Nine of my grandmother's 12 kids were girls, but only four of those girls went on to have kids of their own. Two of the remaining five never married - not to mention my mom's sister that never married. But unlike the patriarchal fear mongering, these three women are all still wildly successful. All three are home owners, and one owns about three houses - at least three - including the house where she grew up, the farm.
Most of my aunts and female cousins are successful professionals, including two nurses, three teachers, a high ranking army officer, and a firefighter. Many are married, and along with the three mentioned before, I have a couple of older female cousins that aren't married either. I grew up watching these women, and importantly, so did my male relatives. The men of the family behaved as if women were people - they knew their place beside women, not in front of or behind.

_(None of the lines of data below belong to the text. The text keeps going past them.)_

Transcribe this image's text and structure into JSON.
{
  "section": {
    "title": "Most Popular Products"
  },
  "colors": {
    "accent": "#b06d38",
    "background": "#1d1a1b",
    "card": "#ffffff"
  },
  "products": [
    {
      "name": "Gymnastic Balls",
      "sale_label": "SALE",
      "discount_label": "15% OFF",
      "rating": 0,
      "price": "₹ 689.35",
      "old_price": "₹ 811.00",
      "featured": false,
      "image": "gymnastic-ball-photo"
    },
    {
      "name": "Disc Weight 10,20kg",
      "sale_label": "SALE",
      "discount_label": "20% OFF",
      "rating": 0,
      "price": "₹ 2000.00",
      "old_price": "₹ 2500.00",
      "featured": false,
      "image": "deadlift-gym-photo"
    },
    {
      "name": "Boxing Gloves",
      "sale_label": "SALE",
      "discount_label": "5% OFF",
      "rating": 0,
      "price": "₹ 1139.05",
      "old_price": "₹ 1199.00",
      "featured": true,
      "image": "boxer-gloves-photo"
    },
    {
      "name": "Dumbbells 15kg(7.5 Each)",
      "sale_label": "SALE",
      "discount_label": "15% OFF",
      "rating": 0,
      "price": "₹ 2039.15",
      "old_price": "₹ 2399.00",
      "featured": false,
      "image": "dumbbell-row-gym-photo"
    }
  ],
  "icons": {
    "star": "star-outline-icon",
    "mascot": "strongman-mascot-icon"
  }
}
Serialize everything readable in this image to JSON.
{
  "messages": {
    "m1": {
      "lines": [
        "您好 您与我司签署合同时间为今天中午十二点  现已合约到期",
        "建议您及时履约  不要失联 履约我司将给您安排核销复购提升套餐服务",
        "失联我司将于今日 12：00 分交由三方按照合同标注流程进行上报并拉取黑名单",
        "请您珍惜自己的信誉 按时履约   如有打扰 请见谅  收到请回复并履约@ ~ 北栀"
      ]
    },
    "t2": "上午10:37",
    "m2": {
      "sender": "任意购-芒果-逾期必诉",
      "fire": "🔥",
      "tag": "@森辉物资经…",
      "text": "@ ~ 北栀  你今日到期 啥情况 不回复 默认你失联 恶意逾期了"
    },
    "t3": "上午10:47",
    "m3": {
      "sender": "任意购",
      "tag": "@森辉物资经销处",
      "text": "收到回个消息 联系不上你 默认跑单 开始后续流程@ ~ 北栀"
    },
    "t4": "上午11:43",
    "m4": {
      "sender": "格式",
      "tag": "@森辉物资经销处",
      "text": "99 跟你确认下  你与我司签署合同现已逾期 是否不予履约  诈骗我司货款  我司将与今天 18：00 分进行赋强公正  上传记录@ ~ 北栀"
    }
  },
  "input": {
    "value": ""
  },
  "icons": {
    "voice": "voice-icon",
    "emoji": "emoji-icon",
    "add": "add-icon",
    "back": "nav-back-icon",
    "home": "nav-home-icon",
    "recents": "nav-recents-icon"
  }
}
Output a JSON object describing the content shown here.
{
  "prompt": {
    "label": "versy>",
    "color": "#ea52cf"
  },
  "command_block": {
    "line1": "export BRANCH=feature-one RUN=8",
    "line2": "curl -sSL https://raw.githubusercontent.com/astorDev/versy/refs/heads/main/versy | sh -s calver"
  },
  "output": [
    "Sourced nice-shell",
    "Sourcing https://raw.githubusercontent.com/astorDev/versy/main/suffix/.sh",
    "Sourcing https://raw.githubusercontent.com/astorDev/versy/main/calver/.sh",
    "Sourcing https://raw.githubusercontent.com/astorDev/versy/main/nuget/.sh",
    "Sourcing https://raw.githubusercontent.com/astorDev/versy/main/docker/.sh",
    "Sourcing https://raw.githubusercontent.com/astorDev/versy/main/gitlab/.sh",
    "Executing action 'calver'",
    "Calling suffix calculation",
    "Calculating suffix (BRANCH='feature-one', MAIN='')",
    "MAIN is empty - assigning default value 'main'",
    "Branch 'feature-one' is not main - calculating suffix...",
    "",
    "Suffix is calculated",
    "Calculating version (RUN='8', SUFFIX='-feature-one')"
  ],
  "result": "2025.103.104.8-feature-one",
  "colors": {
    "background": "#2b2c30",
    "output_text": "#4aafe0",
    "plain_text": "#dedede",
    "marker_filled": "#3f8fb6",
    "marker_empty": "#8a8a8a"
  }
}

My matriarchal family did not berate women and girls for being women and girls - nor did it berate men and boys for being men and boys. The family did not expect anyone to not work because of her gender. If anything, my matriarchal family taught everyone that women and men could, would, and should work, and hard too. So I grew up knowing that I could do for myself. My dad doesn't think we should get married until we are thirty, and he is highly critical of the men my sister and my cousins do bring home. One cousin recently had a baby, and my dad isn't sure if her husband is up to the responsibility of being a father. I'm so glad that my family raised everyone to be an adult - a fully functioning, independent adult, male and female.